Banana, Almond, Rice Flour Pancakes are delicious, gluten-free, easy to make pancakes. They can be made vegan too. See instructions. I dusted it with powdered sugar and served with fresh fruits and pure Maple syrup. Top it off with my yummilicious Strawberry Jam to kick it up a notch.
My Sunday Morning
Sunday morning and my kids wanted pancakes! As usual. My pantry though had no all-purpose flour. So I got out my “Whole Life Nutrition Cookbook” (a good book to have if you have allergies). I had to make some substitutions to the pancake recipe as I did not have all the ingredients. So after some research, I turned the recipe with what I had on hand. And so were born Banana, Almond, Rice Flour Pancakes.

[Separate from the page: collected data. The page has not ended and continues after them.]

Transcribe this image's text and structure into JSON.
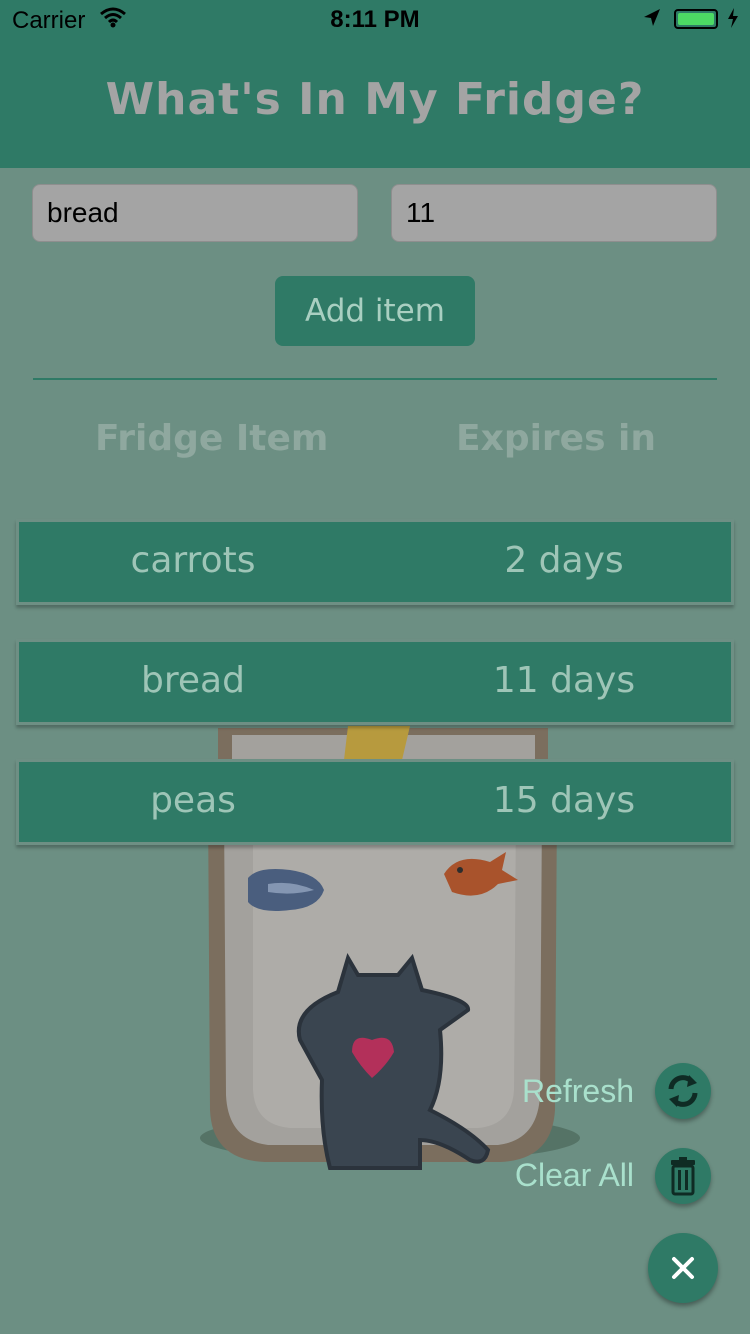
{
  "status_bar": {
    "carrier": "Carrier",
    "time": "8:11 PM"
  },
  "header": {
    "title": "What's In My Fridge?"
  },
  "form": {
    "item_value": "bread",
    "days_value": "11",
    "add_label": "Add item"
  },
  "table": {
    "headers": [
      "Fridge Item",
      "Expires in"
    ],
    "rows": [
      {
        "item": "carrots",
        "expires": "2 days"
      },
      {
        "item": "bread",
        "expires": "11 days"
      },
      {
        "item": "peas",
        "expires": "15 days"
      }
    ]
  },
  "actions": {
    "refresh_label": "Refresh",
    "clear_label": "Clear All"
  },
  "colors": {
    "primary": "#2f7a66",
    "background": "#6c8f83",
    "accent_text": "#a9e0cc"
  },
  "icons": [
    "wifi-icon",
    "location-arrow-icon",
    "battery-icon",
    "refresh-icon",
    "trash-icon",
    "close-icon"
  ]
}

My family doesn’t have gluten allergy neither are we vegan. But, I like to experiment and try different textures. Being of Indian origin, I make dishes with rice flour all the time. So, it is a staple in my pantry.

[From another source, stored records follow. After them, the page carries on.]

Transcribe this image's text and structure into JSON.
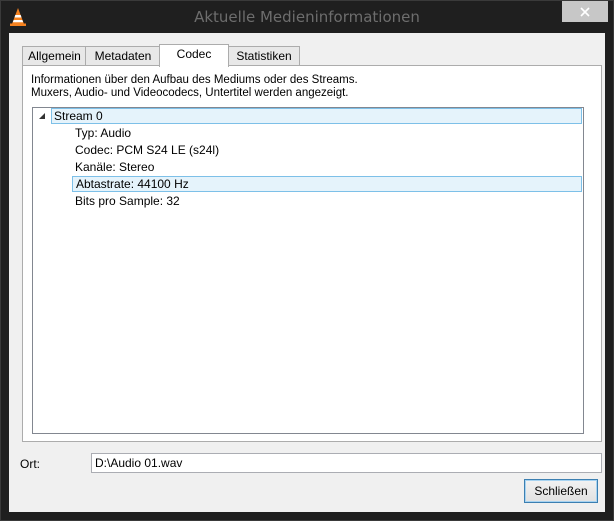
{
  "window": {
    "title": "Aktuelle Medieninformationen",
    "icon": "vlc-cone-icon",
    "close_icon": "close-icon"
  },
  "tabs": [
    {
      "label": "Allgemein",
      "active": false
    },
    {
      "label": "Metadaten",
      "active": false
    },
    {
      "label": "Codec",
      "active": true
    },
    {
      "label": "Statistiken",
      "active": false
    }
  ],
  "codec": {
    "info_line1": "Informationen über den Aufbau des Mediums oder des Streams.",
    "info_line2": "Muxers, Audio- und Videocodecs, Untertitel werden angezeigt.",
    "tree": {
      "stream_label": "Stream 0",
      "items": [
        {
          "text": "Typ: Audio",
          "selected": false
        },
        {
          "text": "Codec: PCM S24 LE (s24l)",
          "selected": false
        },
        {
          "text": "Kanäle: Stereo",
          "selected": false
        },
        {
          "text": "Abtastrate: 44100 Hz",
          "selected": true
        },
        {
          "text": "Bits pro Sample: 32",
          "selected": false
        }
      ]
    }
  },
  "footer": {
    "location_label": "Ort:",
    "location_value": "D:\\Audio 01.wav",
    "close_button": "Schließen"
  },
  "colors": {
    "title_bar": "#1f1f1f",
    "selection_bg": "#e5f3fb",
    "selection_border": "#7dc0e8",
    "vlc_orange": "#f58220"
  }
}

The pancakes do taste different. I was a little apprehensive that the family would find it a wee bit strange. I was, however, pleasantly surprised. My daughter actually asked for a second helping.
My next experiment I think would be to make it savory. Maybe fold in green chilies, spinach into the batter. Maybe add some crispy bacon. Mmmmm. That sounds good.
- Xantham Gum is a thickening agent and stabilizer that is used to prevent ingredients from separating. Cornstarch would do in a pinch if you don’t have xantham gum.
- Use ground flax seeds in very hot water instead of eggs.
- You can mix in a whole egg in Step 2. I like whisking the egg whites separately as it makes the pancakes very fluffy.